Vivamos la vida con gozo

Leí hace algunos meses una entrevista que se le hizo al escritor argentino Juan Filloy, que estaba para cumplir 103 años y se preparaba para la publicación de su libro número 56. Se le hizo, por supuesto, la pregunta obligada: ¿Cuál considera usted que es el secreto de una vida tan fructífera y larga?, a lo que repuso el escritor: “comer la mitad, masticar el doble, caminar el triple y reír el cuádruple”. ¿verdad que no parce tan difícil seguir el consejo? Yo pensé lo mismo hasta llegar a “reír el cuádruple”. Tuve que hacer varias reflexiones: la risa, una risa frecuente, franca, limpia y sincera, símbolo de alegría y felicidad interior. Y en realidad, ¡que poco reímos!

Si va por la calle, o se encuentra en algún sitio en donde están reunidas varias personas, incluyendo nuestras iglesias, observe el rostro de los que le rodean; estudiémonos a nosotros mismos, quizá frente al espejo descubriremos que las líneas del rostro no son de gozo; más bien encontraremos adultez, señales de desagrado, preocupación y hasta enojo.

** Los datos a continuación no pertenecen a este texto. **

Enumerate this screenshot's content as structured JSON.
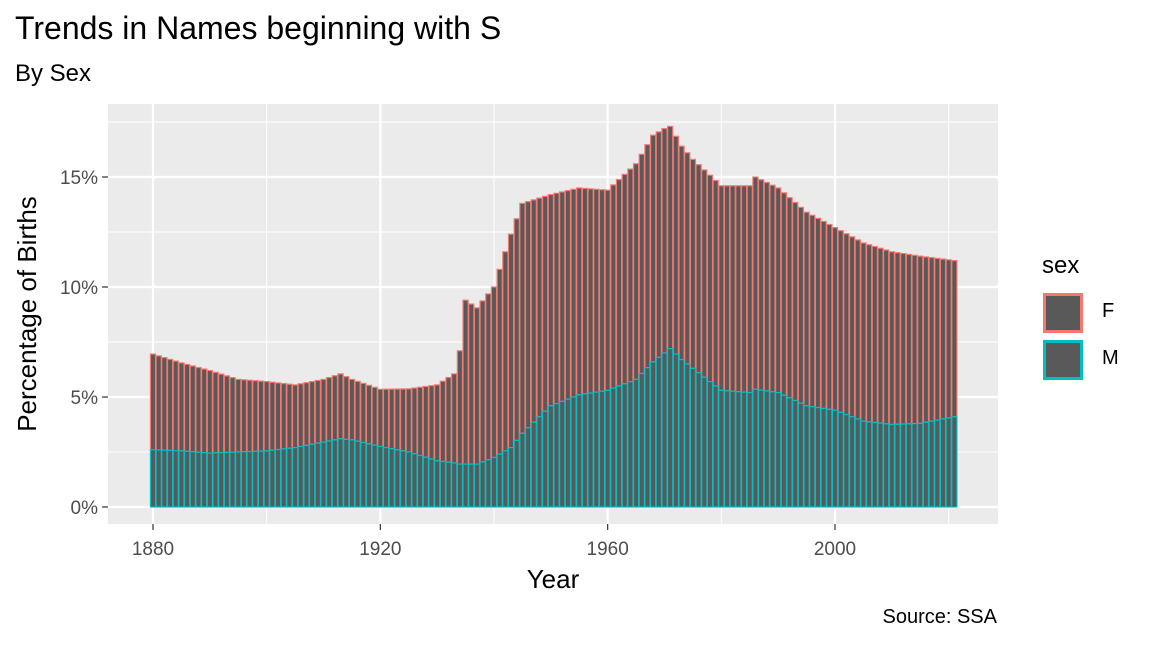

Si somos de edad a avanzada, o como se dice en la actualidad, si pertenecemos a la “tercera edad” la mayor parte del tiempo en lugar de reír, gruñimos; en vez de manifestar serenidad y paz, nuestro gesto es de desagrado y de inconformidad, claro está, este no es el caso de todos. Aunque debemos de decir, que, sin el gozo de Cristo en la vida, en cualquier edad se vive en amargura o solo con la alegría pasajera.

Si toda la vida hemos sido de caras largas, apagados, marchitos o enojones, hoy hay esperanza. Aunque es difícil borrar las huellas del espíritu de crítica, de desprecio, y de desagrado a lo que nos rodea. Con la presencia de Cristo en nosotros podemos recibir el gozo más grande e indestructible. Cuando conocemos la gracia vivimos el favor inmerecido de Dios, pues el nos da lo mejor, nos participa de la salvación y nos ayuda a superar los tiempos más difíciles. Solo en el ejercicio de nuestra fe aprendemos a vivir en relaciones de alegría con todos, a pesar de nuestras diferencias y defectos.

Si contamos nuestras bendiciones descubriremos que existen muchísimas razones para que nuestra vida toda, y de nuestro rostro, emane esa luz hermosa que es resultado de la alegría y de la felicidad interna, de ese fruto del Espíritu Santo que es el gozo. Dios nos comparte del gozo de Cristo con la presencia del Espíritu Santo. Esto es lo que hace que en todo tiempo podamos gozarnos, ya que no dependemos de las circunstancias, si no de Dios. Aunque las circunstancias cambien, Dios no cambia, y si los tiempos son difíciles Dios lo canaliza todo para nuestro bien y todas sus promesas nos bastan para esperar gozosos en él.

Oración: Señor, pon en nosotros el gozo de la salvación y de la vida eterna, danos el deseo de estar siempre alegres y gozosos, mostrando así nuestra gratitud por todo lo que hemos recibido de ti. Danos la capacidad espiritual para confiar en ti y esperar en tus promesas, y que nuestra fe se desarrolle para afrontar las adversidades creyendo que con tu presencia nos basta para estar bien y contentos.